A binary number is a radix 2 number system the possible symbols in a binary number system are 0 and 1. The procedure for expressing the number in the series is the same as a decimal number system the number can be represented as 0, 1, 10, 11, 100, 101, 110, 111, 1000, 1001, 1010, 1011, 1100, 1101, 1110, 1111. Starting from the binary point, the place values of different digits in a mixed binary number are 2^{0}, 2^{1}, 2^{2} and so on (for the integer part) and2^{−1}, 2^{−2}, 2^{−3} and so on (for the fractional part).

**Advantages**

- Binary systems are widely used in logic expressions
- The binary number system is widely used by the microprocessors and microcontrollers and called as the machine level language

## Octet Number System (Base 8 Number System)
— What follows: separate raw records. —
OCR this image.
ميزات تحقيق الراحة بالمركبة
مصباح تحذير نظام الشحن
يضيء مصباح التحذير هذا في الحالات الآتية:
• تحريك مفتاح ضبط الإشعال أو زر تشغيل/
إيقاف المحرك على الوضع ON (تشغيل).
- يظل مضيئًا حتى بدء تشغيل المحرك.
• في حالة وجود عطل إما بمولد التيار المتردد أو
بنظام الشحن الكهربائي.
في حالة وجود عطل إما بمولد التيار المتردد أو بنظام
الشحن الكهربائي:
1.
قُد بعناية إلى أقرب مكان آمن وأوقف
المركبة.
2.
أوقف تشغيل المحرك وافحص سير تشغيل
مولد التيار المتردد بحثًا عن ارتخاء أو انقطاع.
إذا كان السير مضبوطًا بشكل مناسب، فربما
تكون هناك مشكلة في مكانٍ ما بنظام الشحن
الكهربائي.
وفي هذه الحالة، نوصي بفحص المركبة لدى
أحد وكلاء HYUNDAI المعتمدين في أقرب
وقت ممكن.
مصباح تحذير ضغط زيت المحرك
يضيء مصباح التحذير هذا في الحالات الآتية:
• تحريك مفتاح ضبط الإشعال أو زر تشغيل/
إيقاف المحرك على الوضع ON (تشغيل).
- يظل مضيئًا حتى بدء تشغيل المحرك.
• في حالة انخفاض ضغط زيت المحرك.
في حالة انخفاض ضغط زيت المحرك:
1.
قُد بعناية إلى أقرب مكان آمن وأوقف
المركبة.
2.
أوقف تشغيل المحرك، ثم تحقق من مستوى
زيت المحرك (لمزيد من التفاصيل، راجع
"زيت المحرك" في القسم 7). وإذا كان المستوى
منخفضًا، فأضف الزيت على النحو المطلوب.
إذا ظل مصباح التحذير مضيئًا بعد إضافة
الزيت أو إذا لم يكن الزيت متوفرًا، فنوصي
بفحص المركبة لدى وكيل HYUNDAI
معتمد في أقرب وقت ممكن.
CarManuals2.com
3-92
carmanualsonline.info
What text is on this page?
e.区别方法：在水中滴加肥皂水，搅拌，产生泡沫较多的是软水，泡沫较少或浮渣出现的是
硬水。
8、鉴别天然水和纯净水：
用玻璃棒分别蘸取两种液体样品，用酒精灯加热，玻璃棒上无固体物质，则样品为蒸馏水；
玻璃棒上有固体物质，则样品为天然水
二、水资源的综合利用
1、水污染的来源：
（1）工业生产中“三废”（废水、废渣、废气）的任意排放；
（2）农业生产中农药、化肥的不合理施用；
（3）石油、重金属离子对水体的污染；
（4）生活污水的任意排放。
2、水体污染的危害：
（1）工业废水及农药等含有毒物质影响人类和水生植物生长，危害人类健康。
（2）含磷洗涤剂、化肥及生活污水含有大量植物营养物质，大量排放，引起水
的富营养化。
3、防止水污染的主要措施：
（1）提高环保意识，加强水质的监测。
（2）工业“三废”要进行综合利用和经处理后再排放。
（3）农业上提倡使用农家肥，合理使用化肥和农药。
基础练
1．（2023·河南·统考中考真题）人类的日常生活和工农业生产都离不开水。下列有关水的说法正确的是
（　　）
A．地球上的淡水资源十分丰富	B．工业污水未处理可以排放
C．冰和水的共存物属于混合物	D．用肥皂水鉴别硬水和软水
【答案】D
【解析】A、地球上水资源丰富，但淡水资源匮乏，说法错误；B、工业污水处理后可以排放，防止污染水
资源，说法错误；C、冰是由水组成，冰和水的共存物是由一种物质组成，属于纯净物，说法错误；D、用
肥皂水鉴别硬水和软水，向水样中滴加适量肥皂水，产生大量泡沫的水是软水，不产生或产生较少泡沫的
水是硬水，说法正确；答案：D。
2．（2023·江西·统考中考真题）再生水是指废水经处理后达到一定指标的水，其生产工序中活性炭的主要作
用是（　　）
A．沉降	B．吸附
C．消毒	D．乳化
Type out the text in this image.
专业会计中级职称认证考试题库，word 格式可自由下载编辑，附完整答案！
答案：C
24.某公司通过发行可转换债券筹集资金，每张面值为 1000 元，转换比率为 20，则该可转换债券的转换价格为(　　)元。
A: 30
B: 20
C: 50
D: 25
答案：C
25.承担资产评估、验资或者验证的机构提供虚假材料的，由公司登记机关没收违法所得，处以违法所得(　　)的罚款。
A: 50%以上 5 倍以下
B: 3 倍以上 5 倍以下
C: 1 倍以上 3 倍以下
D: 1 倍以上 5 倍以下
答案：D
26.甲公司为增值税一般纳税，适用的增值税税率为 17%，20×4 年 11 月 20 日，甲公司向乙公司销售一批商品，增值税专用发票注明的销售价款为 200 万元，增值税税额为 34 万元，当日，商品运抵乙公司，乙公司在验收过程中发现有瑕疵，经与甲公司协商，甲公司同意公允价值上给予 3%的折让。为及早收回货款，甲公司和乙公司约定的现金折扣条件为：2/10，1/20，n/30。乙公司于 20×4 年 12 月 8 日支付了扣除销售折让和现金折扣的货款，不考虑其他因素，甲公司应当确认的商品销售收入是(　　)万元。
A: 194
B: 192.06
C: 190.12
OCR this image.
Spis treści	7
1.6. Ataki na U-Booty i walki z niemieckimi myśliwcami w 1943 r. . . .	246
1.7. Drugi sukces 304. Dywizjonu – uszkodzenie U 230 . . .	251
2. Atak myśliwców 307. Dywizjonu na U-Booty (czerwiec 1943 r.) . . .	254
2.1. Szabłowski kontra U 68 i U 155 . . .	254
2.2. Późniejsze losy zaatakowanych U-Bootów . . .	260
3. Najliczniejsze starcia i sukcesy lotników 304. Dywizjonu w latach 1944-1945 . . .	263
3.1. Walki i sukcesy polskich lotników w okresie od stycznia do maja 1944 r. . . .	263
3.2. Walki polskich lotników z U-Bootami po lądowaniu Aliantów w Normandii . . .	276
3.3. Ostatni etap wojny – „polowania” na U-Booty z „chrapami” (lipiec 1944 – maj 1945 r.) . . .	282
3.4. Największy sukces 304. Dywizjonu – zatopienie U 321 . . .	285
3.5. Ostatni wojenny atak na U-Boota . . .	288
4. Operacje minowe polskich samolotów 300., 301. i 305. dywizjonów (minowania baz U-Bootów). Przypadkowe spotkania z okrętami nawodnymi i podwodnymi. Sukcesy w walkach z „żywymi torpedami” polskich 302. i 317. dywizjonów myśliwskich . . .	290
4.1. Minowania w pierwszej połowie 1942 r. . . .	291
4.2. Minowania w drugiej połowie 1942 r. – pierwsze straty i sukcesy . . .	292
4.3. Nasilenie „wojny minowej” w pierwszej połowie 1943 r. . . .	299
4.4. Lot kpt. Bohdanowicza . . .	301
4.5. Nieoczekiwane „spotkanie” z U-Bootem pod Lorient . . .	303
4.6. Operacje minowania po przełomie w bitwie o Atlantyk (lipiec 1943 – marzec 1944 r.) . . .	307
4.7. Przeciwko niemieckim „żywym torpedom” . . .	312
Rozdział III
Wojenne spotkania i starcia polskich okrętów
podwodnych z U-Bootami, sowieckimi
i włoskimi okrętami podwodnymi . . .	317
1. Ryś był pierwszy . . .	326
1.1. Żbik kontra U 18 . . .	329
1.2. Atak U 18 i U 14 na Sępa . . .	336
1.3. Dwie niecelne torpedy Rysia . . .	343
An octet number system is a radix 8 number system the possible symbols are (0, 1, 2, 3, 4, 5, 6 and 7). The procedure for expressing the numbers is similar to that of the decimal number system. The numbers in the series can be represented as 0, 1, 2, 3, 4, 5, 6, 7, 10, 11, 12, 13, 14, 15, 16, 17, 20, 21, 22, 23, 24, 25, 26, 27, 30…..

## Hexa Decimal Number system (Base 16 Number System)

A hexadecimal number system is a radix 8 number system the possible symbols are (0, 1, 2, 3, 4, 5, 6, 7, 8, 9, A, B, C, D, E and F). The procedure for expressing the number in its series is the same as that of the decimal number system. E.g. 0, 1, 2, 3, 4, 5, 6, 7, 8, 9, A, B, C, D, E, F, 10, 11, 12, 13, 14, 15, 16, 17, 18, 19, 1A, 1B, 1C, 1D, 1E, 1F, 20,….. Uses

- The hexadecimal number system is used in modern processors and microcontrollers
- Widely used in register/memory management and to represent 64 bit register and data.